COVID-19 usually being confined to conducting airways of the lungs, the researchers discussed how the SARS-CoV-2 infection progresses and how antiviral drug inhalation may help alleviate the progression. They discussed relevant drug targeting approaches within the respiratory system, extrapolating effective nano-reformulation possibilities.
They also presented another table with the properties of the immunomodulatory drug with the reported nano-formulations, including exhaustive references.
The review also provided examples from literature by which the deposition of small nanoparticles on the lungs was enhanced by nebulization or through the incorporation into larger particles for administration in dry form for local drug delivery to the lung.
Additionally, the review provided a list of drugs, their molecular targets, and reported side effects that act on tackling the enraged immune system (hyper inflammation and cytokine storm).
The researchers supported the use of nano-reformulation of the immunomodulatory drugs for inhalation therapy as a viable approach to enhance the drug efficacy (high specific surface area in nanocarriers or nanosized capsules). “This is backed up by the urgent appeal from the International Society for Aerosols in Medicine (ISAM), urging governments and decision-makers to consider the inhaled route for therapy of COVID-19,” the researchers informed.
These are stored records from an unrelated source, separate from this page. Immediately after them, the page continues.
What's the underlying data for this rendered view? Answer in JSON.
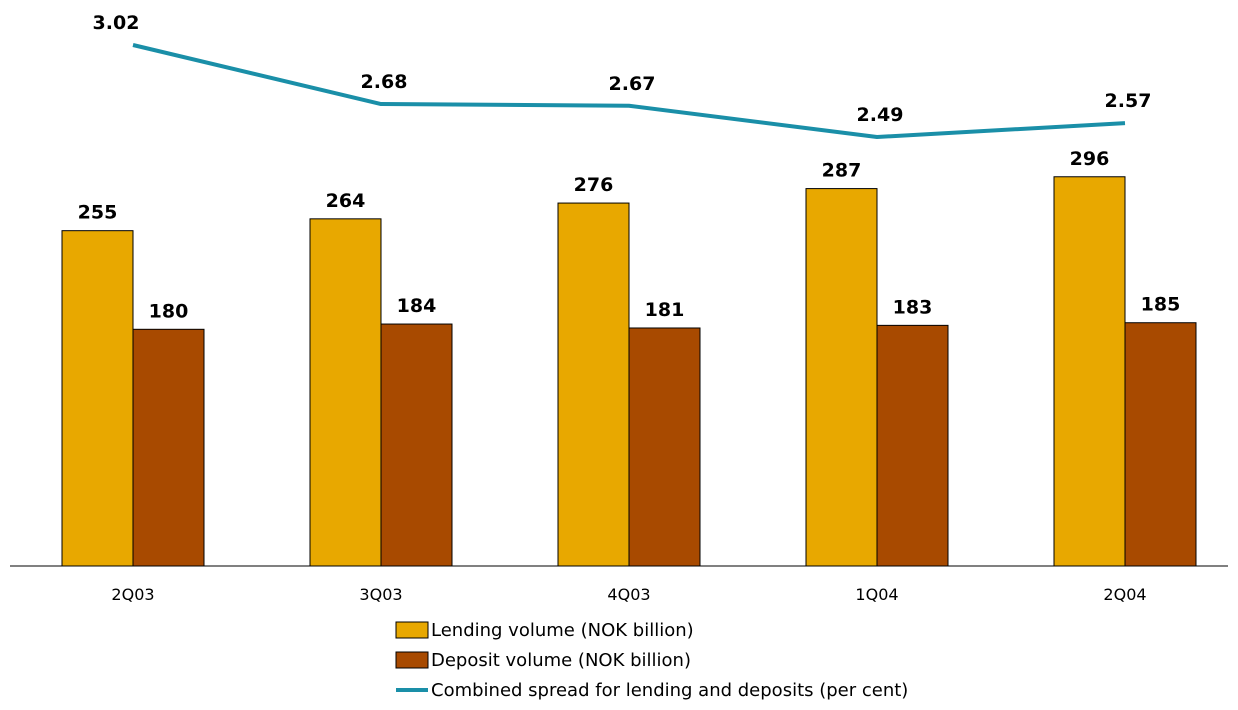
{
  "chart_data": {
    "type": "bar",
    "categories": [
      "2Q03",
      "3Q03",
      "4Q03",
      "1Q04",
      "2Q04"
    ],
    "series": [
      {
        "name": "Lending volume (NOK billion)",
        "kind": "bar",
        "color": "#E8A800",
        "values": [
          255,
          264,
          276,
          287,
          296
        ],
        "labels": [
          "255",
          "264",
          "276",
          "287",
          "296"
        ]
      },
      {
        "name": "Deposit volume (NOK billion)",
        "kind": "bar",
        "color": "#A84A00",
        "values": [
          180,
          184,
          181,
          183,
          185
        ],
        "labels": [
          "180",
          "184",
          "181",
          "183",
          "185"
        ]
      },
      {
        "name": "Combined spread for lending and deposits (per cent)",
        "kind": "line",
        "color": "#1A8FA8",
        "values": [
          3.02,
          2.68,
          2.67,
          2.49,
          2.57
        ],
        "labels": [
          "3.02",
          "2.68",
          "2.67",
          "2.49",
          "2.57"
        ]
      }
    ],
    "bar_ylim": [
      0,
      400
    ],
    "line_ylim": [
      0,
      3.3
    ],
    "grid": false,
    "legend_position": "bottom"
  }
}
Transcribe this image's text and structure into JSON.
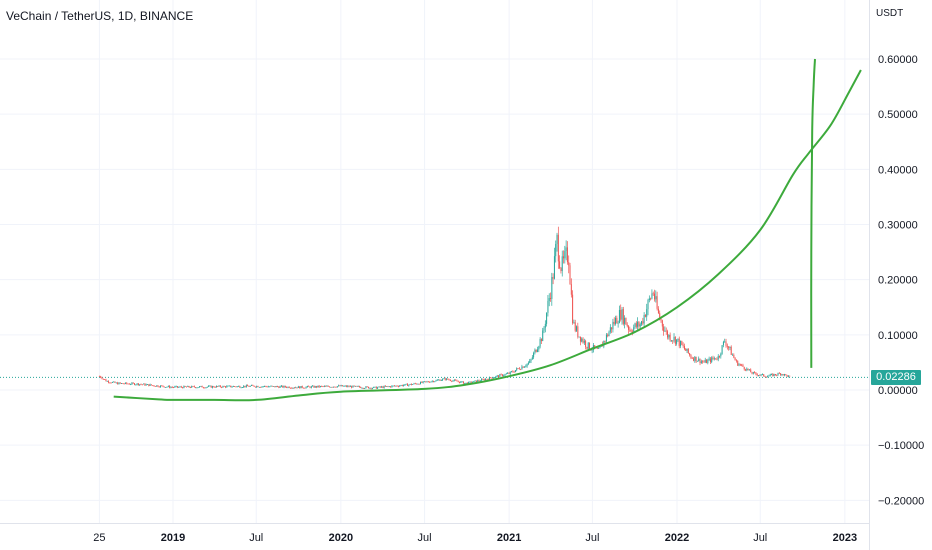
{
  "header": {
    "title": "VeChain / TetherUS, 1D, BINANCE"
  },
  "y_axis": {
    "unit_label": "USDT",
    "ticks": [
      "0.60000",
      "0.50000",
      "0.40000",
      "0.30000",
      "0.20000",
      "0.10000",
      "0.00000",
      "−0.10000",
      "−0.20000"
    ]
  },
  "x_axis": {
    "ticks": [
      {
        "label": "25",
        "bold": false
      },
      {
        "label": "2019",
        "bold": true
      },
      {
        "label": "Jul",
        "bold": false
      },
      {
        "label": "2020",
        "bold": true
      },
      {
        "label": "Jul",
        "bold": false
      },
      {
        "label": "2021",
        "bold": true
      },
      {
        "label": "Jul",
        "bold": false
      },
      {
        "label": "2022",
        "bold": true
      },
      {
        "label": "Jul",
        "bold": false
      },
      {
        "label": "2023",
        "bold": true
      }
    ]
  },
  "current_price": {
    "label": "0.02286",
    "value": 0.02286
  },
  "colors": {
    "up": "#26a69a",
    "down": "#ef5350",
    "drawing": "#3daa3c",
    "price_line": "#26a69a"
  },
  "chart_data": {
    "type": "line",
    "title": "VeChain / TetherUS, 1D, BINANCE",
    "xlabel": "",
    "ylabel": "USDT",
    "ylim": [
      -0.25,
      0.66
    ],
    "x_range": [
      "2018-07-25",
      "2023-02-15"
    ],
    "grid": true,
    "series": [
      {
        "style": "candlestick-approx",
        "x": [
          "2018-07-25",
          "2018-08-10",
          "2018-09-01",
          "2018-10-15",
          "2019-01-01",
          "2019-04-01",
          "2019-07-01",
          "2019-10-01",
          "2020-01-01",
          "2020-03-15",
          "2020-06-01",
          "2020-08-15",
          "2020-10-01",
          "2021-01-01",
          "2021-02-15",
          "2021-03-15",
          "2021-04-05",
          "2021-04-15",
          "2021-04-25",
          "2021-05-10",
          "2021-05-20",
          "2021-06-01",
          "2021-06-20",
          "2021-07-15",
          "2021-08-15",
          "2021-09-01",
          "2021-09-20",
          "2021-10-15",
          "2021-11-01",
          "2021-11-10",
          "2021-11-20",
          "2021-12-10",
          "2022-01-01",
          "2022-02-01",
          "2022-03-01",
          "2022-04-01",
          "2022-04-15",
          "2022-05-10",
          "2022-06-15",
          "2022-07-15",
          "2022-08-15",
          "2022-09-05"
        ],
        "values": [
          0.025,
          0.016,
          0.012,
          0.011,
          0.005,
          0.006,
          0.007,
          0.005,
          0.007,
          0.004,
          0.01,
          0.02,
          0.012,
          0.03,
          0.05,
          0.1,
          0.2,
          0.27,
          0.22,
          0.25,
          0.12,
          0.1,
          0.08,
          0.07,
          0.12,
          0.14,
          0.11,
          0.12,
          0.16,
          0.18,
          0.14,
          0.1,
          0.09,
          0.06,
          0.05,
          0.06,
          0.09,
          0.05,
          0.03,
          0.025,
          0.03,
          0.023
        ]
      },
      {
        "style": "drawn-curve",
        "x": [
          "2018-08-25",
          "2018-12-01",
          "2019-01-01",
          "2019-04-01",
          "2019-07-01",
          "2019-10-01",
          "2020-01-01",
          "2020-07-01",
          "2020-10-01",
          "2021-01-01",
          "2021-04-01",
          "2021-07-01",
          "2021-10-01",
          "2022-01-01",
          "2022-04-01",
          "2022-07-01",
          "2022-09-10",
          "2022-10-15",
          "2022-12-01",
          "2023-01-10",
          "2023-02-05"
        ],
        "values": [
          -0.012,
          -0.017,
          -0.018,
          -0.018,
          -0.018,
          -0.01,
          -0.003,
          0.002,
          0.01,
          0.025,
          0.045,
          0.075,
          0.105,
          0.15,
          0.21,
          0.29,
          0.39,
          0.43,
          0.48,
          0.54,
          0.58
        ]
      },
      {
        "style": "drawn-vertical",
        "x": [
          "2022-10-20",
          "2022-10-20",
          "2022-10-22",
          "2022-10-25",
          "2022-10-28"
        ],
        "values": [
          0.04,
          0.25,
          0.47,
          0.55,
          0.6
        ]
      }
    ]
  }
}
Perspectives and conclusions
Sharing in a noteworthy perspective, the researchers added that in some cases, the systemic administration of the nano-drugs might be warranted, even in the case of inhalation therapy.
Fingolimod, a drug currently under investigation in COVID-19 therapy, can ameliorate the cytokine storm via the action of fingolimod in lung endothelial cells. Because fingolimod could also stabilize the pulmonary endothelial barrier (central orchestrators of cytokine amplification), it also decreases inflammatory infiltrate and subsequent ARDS (Acute respiratory distress syndrome). “Delivery of fingolimod loaded NPs to lung endothelial cells following intravenous administration might be warranted,” the researchers said.
Discussing the effect of the excipients used in the drug formulation, the researchers highlighted that these are not necessarily inert, especially when in the nanoscopic range. Citing examples, they emphasized that care has to be taken so that the excipients provide synergistic effects rather than opposing actions.
“Nanoformulation of drugs represent a promising resource to unify the progress in nanotechnology and understanding of surface chemistry with known drug-delivery mechanisms to enhance the sitespecific delivery.”
Playing with the idea of an intelligent nano-robot that would also impressively function in vivo, the researchers questioned the feasibility, cost, and possibility of such a system.
Foreboding recurrent spillovers of CoVs in humans and future zoonotic transmission events, the researchers concluded that “the presence of an inhaled carrier system capable of delivering antiviral or immunomodulatory drugs should be available as part of the repertoire in the fight against future outbreaks.”